Coaches will show me their 12 inch-think playbook— bragging about how many plays or formations or fronts that they have! Cool. “How many wins did you have??!” is what I want to know. I’ve rarely seen a direct correlation between the thickness of one’s playbook and the number of victories that team had. In fact, it’s usually quite the opposite: skinnier playbook = more wins! Why?

As high school coaches, our greatest enemy is time! If we had the time on task with our kids that colleges do, it would make all the difference in the world! But we don’t. In fact, you should work very hard to get as much done in the limited time that you have with your players each day. With the advent of Hudl, I stopped showing the game video on Monday to our players. (We did NOT bring them in on Saturday. The players AND the coaches need a day off.) We needed that time on the field correcting mistakes from the previous game! Showing the game video became less of a priority.

When you have limited time, you have to limit how much you do. This goes back to the adage: LESS is better. You have less time; so do fewer things. I have shared on here before but… it’s worth saying again: Get reallllllllllllllly good at a few things! Don’t be mediocre at a bunch of things! Execution is still the name of the game!

This requires a paradigm shift in your thinking as a coach. You have to be able to overcome the negative “tag” that is attached to boredom! You have to create the attitude that “boredom is a good thing”— in your mind; in your staff’s minds and… in your players’ minds! The only way I know to get realllllllllllly good at something is to practice it over and over and over and over and… yep, over again!!! This requires perseverance. And thus, we’ve hit the slippery spot in the road! This is where most coaches/people in general go skidding off the road and into the ditch. We lack the self discipline to stay after something. It’s simply too easy to quit. “It’s boring!” “That doesn’t work!” “This is too hard.” Every statement has “quit” written all over it!
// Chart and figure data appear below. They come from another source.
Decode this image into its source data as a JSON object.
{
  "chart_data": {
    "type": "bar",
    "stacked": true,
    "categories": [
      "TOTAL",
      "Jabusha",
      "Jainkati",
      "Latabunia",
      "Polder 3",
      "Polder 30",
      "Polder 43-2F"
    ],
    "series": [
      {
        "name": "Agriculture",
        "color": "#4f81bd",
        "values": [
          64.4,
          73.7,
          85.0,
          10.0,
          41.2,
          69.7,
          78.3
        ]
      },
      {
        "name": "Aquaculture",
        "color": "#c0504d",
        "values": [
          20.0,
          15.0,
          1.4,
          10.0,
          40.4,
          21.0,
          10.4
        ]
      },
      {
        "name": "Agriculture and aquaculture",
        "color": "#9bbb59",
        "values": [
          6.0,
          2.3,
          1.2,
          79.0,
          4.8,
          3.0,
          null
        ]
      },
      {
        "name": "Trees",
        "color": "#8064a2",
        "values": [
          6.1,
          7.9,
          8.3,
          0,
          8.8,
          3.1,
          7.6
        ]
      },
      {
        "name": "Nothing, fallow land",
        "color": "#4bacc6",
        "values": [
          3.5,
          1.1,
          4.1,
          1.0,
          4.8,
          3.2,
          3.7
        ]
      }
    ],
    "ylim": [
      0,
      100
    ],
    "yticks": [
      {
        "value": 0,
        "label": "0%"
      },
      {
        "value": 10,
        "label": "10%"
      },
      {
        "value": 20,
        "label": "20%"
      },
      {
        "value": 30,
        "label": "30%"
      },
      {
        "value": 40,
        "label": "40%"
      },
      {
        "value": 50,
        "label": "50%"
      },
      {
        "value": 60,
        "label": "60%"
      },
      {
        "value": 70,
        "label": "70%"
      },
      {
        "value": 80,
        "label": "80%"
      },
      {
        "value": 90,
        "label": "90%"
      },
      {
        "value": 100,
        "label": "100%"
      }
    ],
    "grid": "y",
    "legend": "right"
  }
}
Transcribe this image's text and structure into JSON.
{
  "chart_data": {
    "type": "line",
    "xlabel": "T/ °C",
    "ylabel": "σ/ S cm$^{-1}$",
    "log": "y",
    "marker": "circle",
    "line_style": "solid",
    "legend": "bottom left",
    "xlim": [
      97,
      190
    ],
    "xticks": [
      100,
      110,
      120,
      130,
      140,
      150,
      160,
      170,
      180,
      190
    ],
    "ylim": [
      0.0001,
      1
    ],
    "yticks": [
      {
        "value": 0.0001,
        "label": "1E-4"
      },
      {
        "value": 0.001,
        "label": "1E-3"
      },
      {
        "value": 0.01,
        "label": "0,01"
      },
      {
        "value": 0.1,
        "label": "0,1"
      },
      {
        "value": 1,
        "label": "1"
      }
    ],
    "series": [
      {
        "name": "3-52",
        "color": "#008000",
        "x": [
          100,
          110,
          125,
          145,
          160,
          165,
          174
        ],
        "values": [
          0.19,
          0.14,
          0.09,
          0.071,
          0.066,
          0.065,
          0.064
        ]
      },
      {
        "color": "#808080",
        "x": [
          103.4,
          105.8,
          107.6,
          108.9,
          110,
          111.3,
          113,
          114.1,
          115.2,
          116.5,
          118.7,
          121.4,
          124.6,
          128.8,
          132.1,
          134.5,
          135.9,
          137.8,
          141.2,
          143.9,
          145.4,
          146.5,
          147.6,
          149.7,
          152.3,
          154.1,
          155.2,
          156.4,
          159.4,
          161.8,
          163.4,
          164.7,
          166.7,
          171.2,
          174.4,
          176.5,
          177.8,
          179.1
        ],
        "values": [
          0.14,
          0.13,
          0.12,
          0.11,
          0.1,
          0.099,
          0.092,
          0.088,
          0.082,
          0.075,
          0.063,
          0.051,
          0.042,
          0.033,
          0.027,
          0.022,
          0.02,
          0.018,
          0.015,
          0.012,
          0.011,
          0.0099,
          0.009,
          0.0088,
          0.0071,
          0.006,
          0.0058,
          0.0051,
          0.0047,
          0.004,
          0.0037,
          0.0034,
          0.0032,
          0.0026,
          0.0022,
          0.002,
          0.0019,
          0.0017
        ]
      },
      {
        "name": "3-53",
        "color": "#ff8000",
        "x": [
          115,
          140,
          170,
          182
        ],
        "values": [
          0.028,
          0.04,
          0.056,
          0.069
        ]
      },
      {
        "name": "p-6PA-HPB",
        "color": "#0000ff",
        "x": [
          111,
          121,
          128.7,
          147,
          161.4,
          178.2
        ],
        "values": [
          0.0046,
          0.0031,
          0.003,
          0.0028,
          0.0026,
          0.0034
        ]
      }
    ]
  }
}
Why are successful people successful? Cuz they “form the habit of doing things that UNsuccessful people don’t like to do!” Do you want your program to be great? Find a system and stick with it! Work at getting better every day! Challenge your coaches and players to accept that challenge. “Once we learn something, we’re going to OVER-learn it!” Strive for excellence…. and, never give up and never give in!!!